Kicking the Bucket (List)

for Hastings Independent Press


Kicking the Bucket List
By Kent barker

It being the season when one is supposed to set some improving targets for the coming year, I’ve decided to buck the trend. Not, of course that I have anything to fear from scrutiny of last year’s resolutions.  No, I have a clear conscience – largely because I didn’t make any.  I never do.  Why set yourself up for failure, I say.
So let’s gaze on a broader canvass.  How about creating a bucket list?  For the uninitiated that’s things you plan to do before you kick the proverbial.  You know the sort of items; visit the Taj Mahal or climb Everest.  Though in my case getting up the East Hill is tricky enough these days and why travel 4,273 miles to Agra when there’s a perfectly good Taj in St Leonards?

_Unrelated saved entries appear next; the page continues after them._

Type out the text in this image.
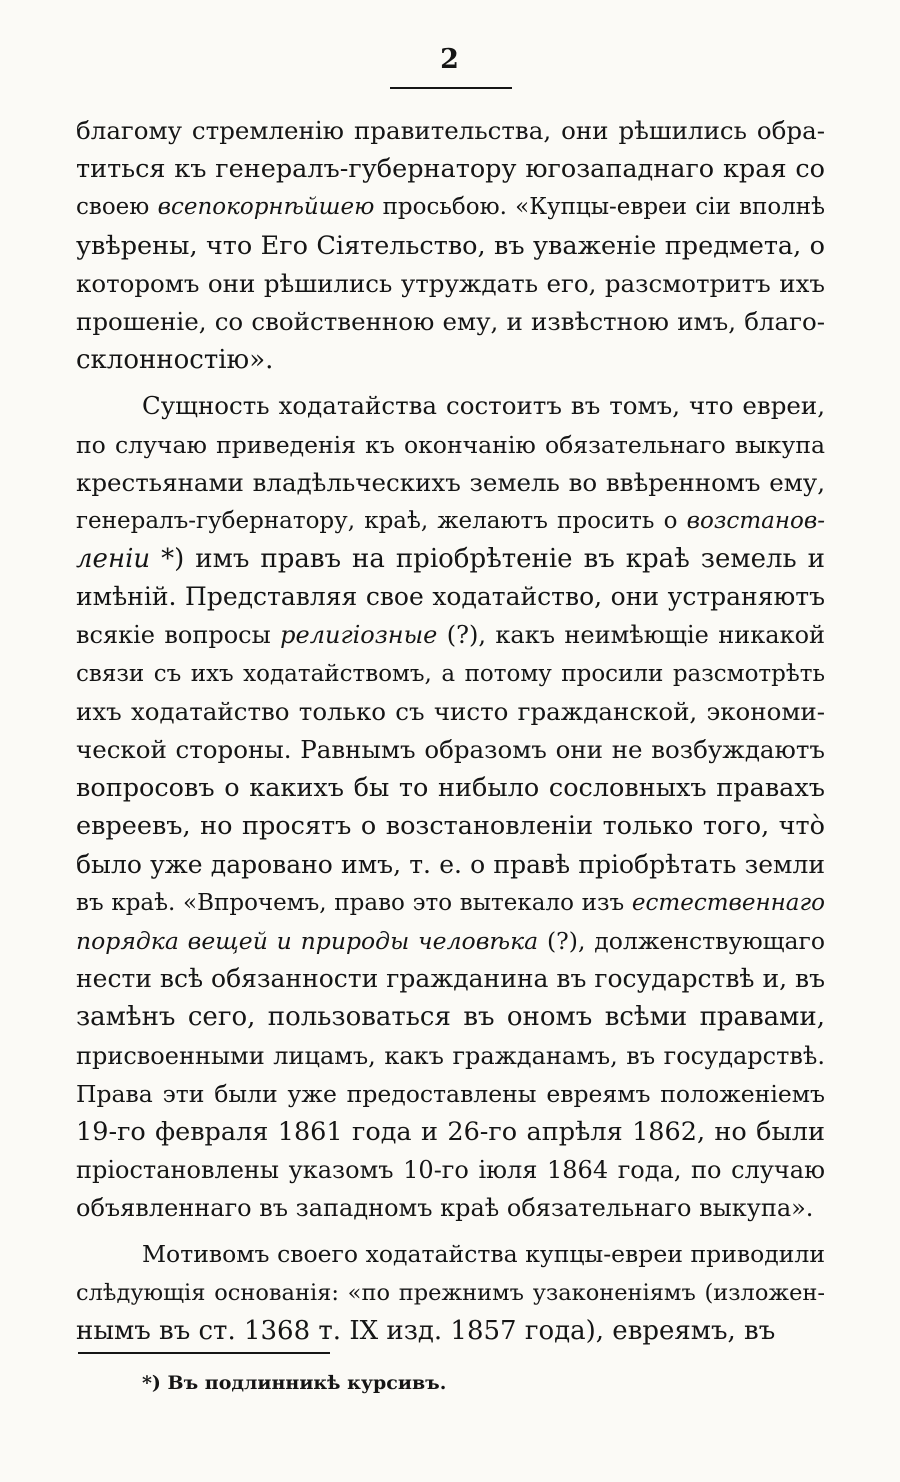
2
благому стремленію правительства, они рѣшились обра-
титься къ генералъ-губернатору югозападнаго края со
своею всепокорнѣйшею просьбою. «Купцы-евреи сіи вполнѣ
увѣрены, что Его Сіятельство, въ уваженіе предмета, о
которомъ они рѣшились утруждать его, разсмотритъ ихъ
прошеніе, со свойственною ему, и извѣстною имъ, благо-
склонностію».
Сущность ходатайства состоитъ въ томъ, что евреи,
по случаю приведенія къ окончанію обязательнаго выкупа
крестьянами владѣльческихъ земель во ввѣренномъ ему,
генералъ-губернатору, краѣ, желаютъ просить о возстанов-
леніи *) имъ правъ на пріобрѣтеніе въ краѣ земель и
имѣній. Представляя свое ходатайство, они устраняютъ
всякіе вопросы религіозные (?), какъ неимѣющіе никакой
связи съ ихъ ходатайствомъ, а потому просили разсмотрѣть
ихъ ходатайство только съ чисто гражданской, экономи-
ческой стороны. Равнымъ образомъ они не возбуждаютъ
вопросовъ о какихъ бы то нибыло сословныхъ правахъ
евреевъ, но просятъ о возстановленіи только того, что̀
было уже даровано имъ, т. е. о правѣ пріобрѣтать земли
въ краѣ. «Впрочемъ, право это вытекало изъ естественнаго
порядка вещей и природы человѣка (?), долженствующаго
нести всѣ обязанности гражданина въ государствѣ и, въ
замѣнъ сего, пользоваться въ ономъ всѣми правами,
присвоенными лицамъ, какъ гражданамъ, въ государствѣ.
Права эти были уже предоставлены евреямъ положеніемъ
19-го февраля 1861 года и 26-го апрѣля 1862, но были
пріостановлены указомъ 10-го іюля 1864 года, по случаю
объявленнаго въ западномъ краѣ обязательнаго выкупа».
Мотивомъ своего ходатайства купцы-евреи приводили
слѣдующія основанія: «по прежнимъ узаконеніямъ (изложен-
нымъ въ ст. 1368 т. IX изд. 1857 года), евреямъ, въ
*) Въ подлинникѣ курсивъ.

I wonder if I am alone in finding the Bucket List rather constraining? I mean I don’t want to feel I have to go to Finland to see the Northern Lights this winter, or to the Burning Man Festival in Nevada this summer just because they are on the list.  And how would you feel if you only made it half way through before you popped your clogs?  Pretty sick I’ll be bound.

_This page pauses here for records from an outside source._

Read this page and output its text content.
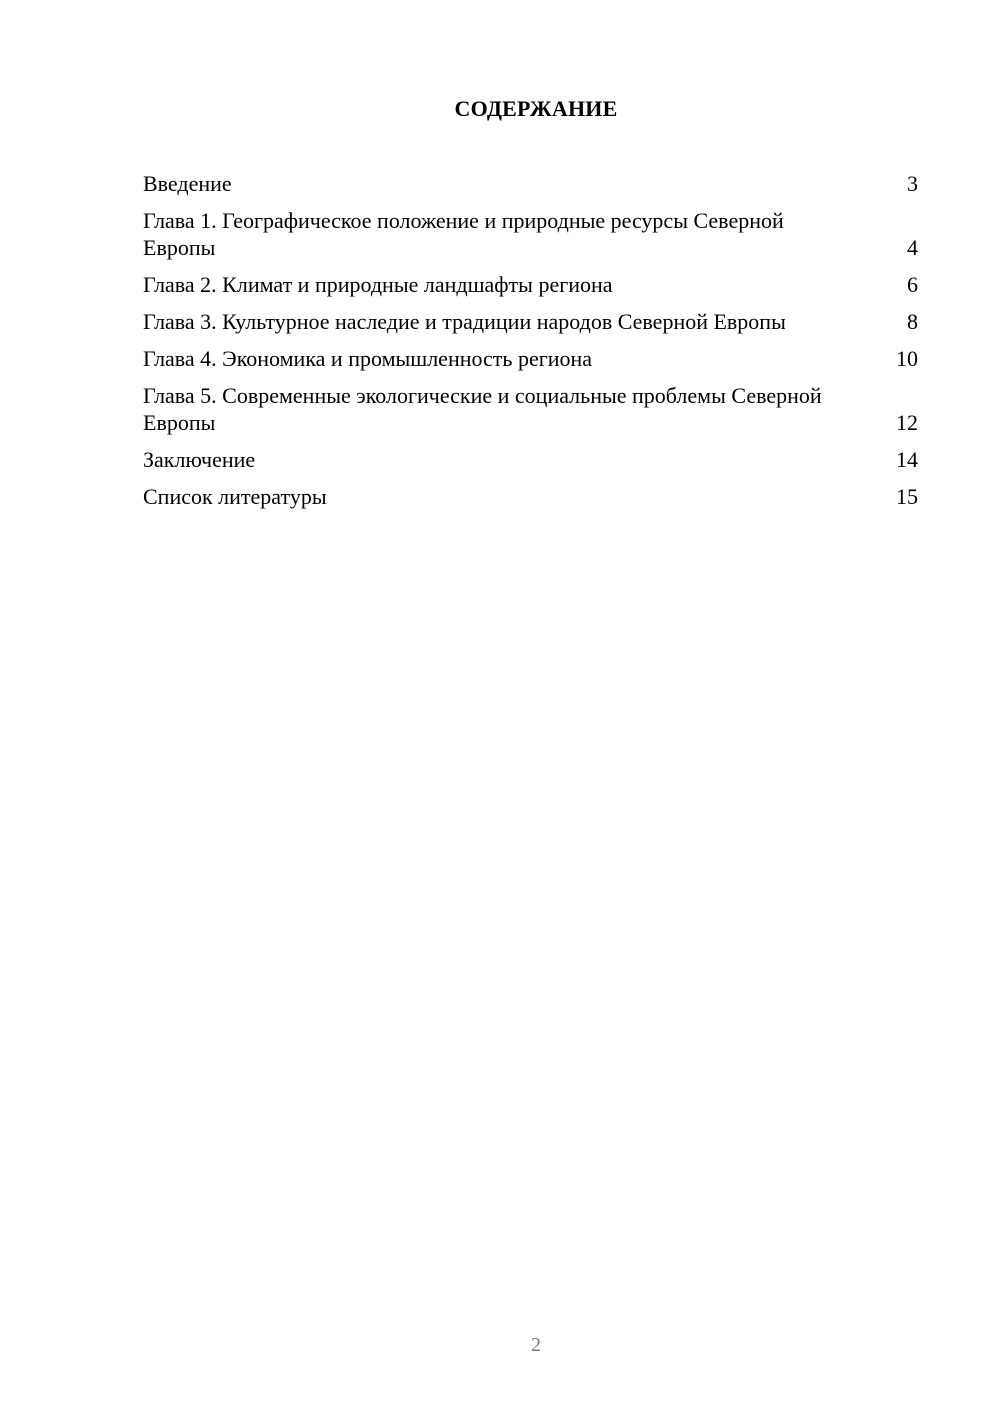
СОДЕРЖАНИЕ
Введение	3
Глава 1. Географическое положение и природные ресурсы Северной Европы	4
Глава 2. Климат и природные ландшафты региона	6
Глава 3. Культурное наследие и традиции народов Северной Европы	8
Глава 4. Экономика и промышленность региона	10
Глава 5. Современные экологические и социальные проблемы Северной Европы	12
Заключение	14
Список литературы	15
2
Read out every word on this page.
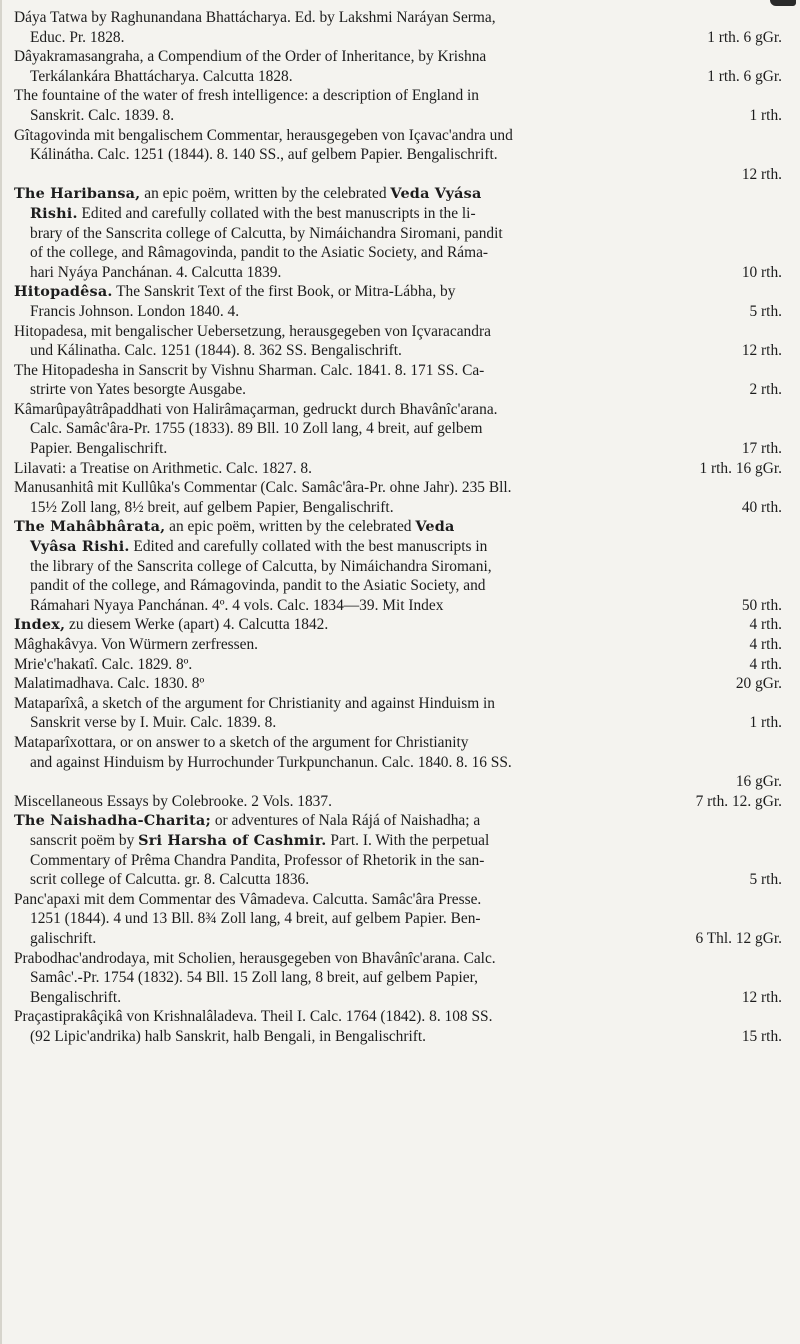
Dáya Tatwa by Raghunandana Bhattácharya. Ed. by Lakshmi Naráyan Serma,
Educ. Pr. 1828.	1 rth. 6 gGr.
Dâyakramasangraha, a Compendium of the Order of Inheritance, by Krishna
Terkálankára Bhattácharya. Calcutta 1828.	1 rth. 6 gGr.
The fountaine of the water of fresh intelligence: a description of England in
Sanskrit. Calc. 1839. 8.	1 rth.
Gîtagovinda mit bengalischem Commentar, herausgegeben von Içavac'andra und
Kálinátha. Calc. 1251 (1844). 8. 140 SS., auf gelbem Papier. Bengalischrift.
12 rth.
The Haribansa, an epic poëm, written by the celebrated Veda Vyása
Rishi. Edited and carefully collated with the best manuscripts in the li-
brary of the Sanscrita college of Calcutta, by Nimáichandra Siromani, pandit
of the college, and Râmagovinda, pandit to the Asiatic Society, and Ráma-
hari Nyáya Panchánan. 4. Calcutta 1839.	10 rth.
Hitopadêsa. The Sanskrit Text of the first Book, or Mitra-Lábha, by
Francis Johnson. London 1840. 4.	5 rth.
Hitopadesa, mit bengalischer Uebersetzung, herausgegeben von Içvaracandra
und Kálinatha. Calc. 1251 (1844). 8. 362 SS. Bengalischrift.	12 rth.
The Hitopadesha in Sanscrit by Vishnu Sharman. Calc. 1841. 8. 171 SS. Ca-
strirte von Yates besorgte Ausgabe.	2 rth.
Kâmarûpayâtrâpaddhati von Halirâmaçarman, gedruckt durch Bhavânîc'arana.
Calc. Samâc'âra-Pr. 1755 (1833). 89 Bll. 10 Zoll lang, 4 breit, auf gelbem
Papier. Bengalischrift.	17 rth.
Lilavati: a Treatise on Arithmetic. Calc. 1827. 8.	1 rth. 16 gGr.
Manusanhitâ mit Kullûka's Commentar (Calc. Samâc'âra-Pr. ohne Jahr). 235 Bll.
15½ Zoll lang, 8½ breit, auf gelbem Papier, Bengalischrift.	40 rth.
The Mahâbhârata, an epic poëm, written by the celebrated Veda
Vyâsa Rishi. Edited and carefully collated with the best manuscripts in
the library of the Sanscrita college of Calcutta, by Nimáichandra Siromani,
pandit of the college, and Rámagovinda, pandit to the Asiatic Society, and
Rámahari Nyaya Panchánan. 4º. 4 vols. Calc. 1834—39. Mit Index	50 rth.
Index, zu diesem Werke (apart) 4. Calcutta 1842.	4 rth.
Mâghakâvya. Von Würmern zerfressen.	4 rth.
Mrie'c'hakatî. Calc. 1829. 8º.	4 rth.
Malatimadhava. Calc. 1830. 8º	20 gGr.
Mataparîxâ, a sketch of the argument for Christianity and against Hinduism in
Sanskrit verse by I. Muir. Calc. 1839. 8.	1 rth.
Mataparîxottara, or on answer to a sketch of the argument for Christianity
and against Hinduism by Hurrochunder Turkpunchanun. Calc. 1840. 8. 16 SS.
16 gGr.
Miscellaneous Essays by Colebrooke. 2 Vols. 1837.	7 rth. 12. gGr.
The Naishadha-Charita; or adventures of Nala Rájá of Naishadha; a
sanscrit poëm by Sri Harsha of Cashmir. Part. I. With the perpetual
Commentary of Prêma Chandra Pandita, Professor of Rhetorik in the san-
scrit college of Calcutta. gr. 8. Calcutta 1836.	5 rth.
Panc'apaxi mit dem Commentar des Vâmadeva. Calcutta. Samâc'âra Presse.
1251 (1844). 4 und 13 Bll. 8¾ Zoll lang, 4 breit, auf gelbem Papier. Ben-
galischrift.	6 Thl. 12 gGr.
Prabodhac'androdaya, mit Scholien, herausgegeben von Bhavânîc'arana. Calc.
Samâc'.-Pr. 1754 (1832). 54 Bll. 15 Zoll lang, 8 breit, auf gelbem Papier,
Bengalischrift.	12 rth.
Praçastiprakâçikâ von Krishnalâladeva. Theil I. Calc. 1764 (1842). 8. 108 SS.
(92 Lipic'andrika) halb Sanskrit, halb Bengali, in Bengalischrift.	15 rth.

So, instead, I thought I’d look back at the random things I have done in the past couple of years.  Things that I’d never, in my wildest dreams, imagined I’d do. Like performing in a Café Theater group or playing the Ukelele at a gig at my local pub. Unlike Hastings where there is a plethora of good bands most nights, out here in the sticks we only get a session about once a month.  But they are generally excellent with Buick 6 and the Blue Devils being regulars.  So for them to book our rather ramshackle Uke ensemble is a bit intimidating. 
Among us are a couple of very good musicians, a number of pretty good ones, a rump of competent players … and me. I think it may be because I so evidently enjoy playing that they haven’t the heart to chuck me out.  But while they are tunefully finger picking and plucking, I’m still trying to work out how to get from C to G. 
Arthur Rubenstein, when asked how to get to Carnegie Hall, apocryphally replied, “Practice, practice, practice”. The same probably holds good for me for the Bull at Benenden.